Unitree G1 is now in mass production
This is the craziest robot video you will see this week. It’s a humanoid called “Unitree G1”. It’s dancing, jumping, taking leaps, turning around and doing all kinds of gymnastics that we have never seen before. Yes, it is also easily climbing stairs, crossing obstacles and running around like a normal person. At the end of this video, the infamous demo of a person trying to dislodge it, is also here. It maintains balance like a boss.

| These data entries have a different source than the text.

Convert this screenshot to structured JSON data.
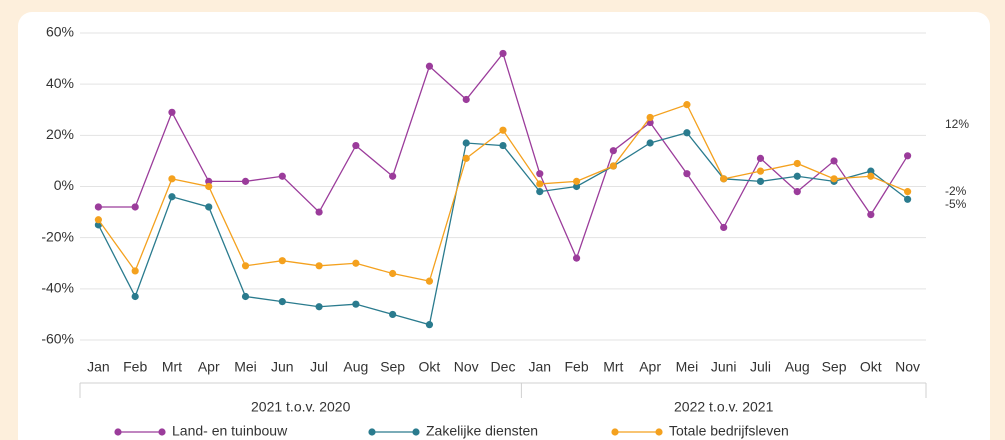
{
  "chart_data": {
    "type": "line",
    "groups": [
      {
        "label": "2021 t.o.v. 2020",
        "categories": [
          "Jan",
          "Feb",
          "Mrt",
          "Apr",
          "Mei",
          "Jun",
          "Jul",
          "Aug",
          "Sep",
          "Okt",
          "Nov",
          "Dec"
        ]
      },
      {
        "label": "2022 t.o.v. 2021",
        "categories": [
          "Jan",
          "Feb",
          "Mrt",
          "Apr",
          "Mei",
          "Juni",
          "Juli",
          "Aug",
          "Sep",
          "Okt",
          "Nov"
        ]
      }
    ],
    "series": [
      {
        "name": "Land- en tuinbouw",
        "color": "#9b3c9b",
        "end_label": "12%",
        "values": [
          -8,
          -8,
          29,
          2,
          2,
          4,
          -10,
          16,
          4,
          47,
          34,
          52,
          5,
          -28,
          14,
          25,
          5,
          -16,
          11,
          -2,
          10,
          -11,
          12
        ]
      },
      {
        "name": "Zakelijke diensten",
        "color": "#2a7b8e",
        "end_label": "-5%",
        "values": [
          -15,
          -43,
          -4,
          -8,
          -43,
          -45,
          -47,
          -46,
          -50,
          -54,
          17,
          16,
          -2,
          0,
          8,
          17,
          21,
          3,
          2,
          4,
          2,
          6,
          -5
        ]
      },
      {
        "name": "Totale bedrijfsleven",
        "color": "#f4a11e",
        "end_label": "-2%",
        "values": [
          -13,
          -33,
          3,
          0,
          -31,
          -29,
          -31,
          -30,
          -34,
          -37,
          11,
          22,
          1,
          2,
          8,
          27,
          32,
          3,
          6,
          9,
          3,
          4,
          -2
        ]
      }
    ],
    "ylim": [
      -60,
      60
    ],
    "yticks": [
      {
        "value": -60,
        "label": "-60%"
      },
      {
        "value": -40,
        "label": "-40%"
      },
      {
        "value": -20,
        "label": "-20%"
      },
      {
        "value": 0,
        "label": "0%"
      },
      {
        "value": 20,
        "label": "20%"
      },
      {
        "value": 40,
        "label": "40%"
      },
      {
        "value": 60,
        "label": "60%"
      }
    ],
    "grid": true
  }
}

This crazy video from “Unitree”, a company based in China, really shows us how far the robotics industry is going with the help of “Reinforced learning” or in other words, AI. The G1 is a bipedal humanoid robot, that has human-like abilities and it is made with the intention of helping us out in factories and possibly manage dangerous situations where humans are too valuable to send out to. We all know and have seen these scenarios in various science fiction movies where robots augment the human world with their abilities and intelligence. Sure, there might be concerns that humanoids and their neural systems gain too much intelligence about our world and start “talking to each other” but are we in any position to stop technology from advancing in to the future? And, are we in any position to deny great powers show their technology off? Not really, but technology always has its uses and it seems like the extremely agile and flexible Unitree G1 will have great uses in the real world, especially when it comes to assisting old people and labour in the dangerous factories and industries.
And that’s it for this week’s “World of Tech” which is a truly fascinating world full of science fictions becoming reality at a speed we have never seen before. Have fun, take care and see you in the next one.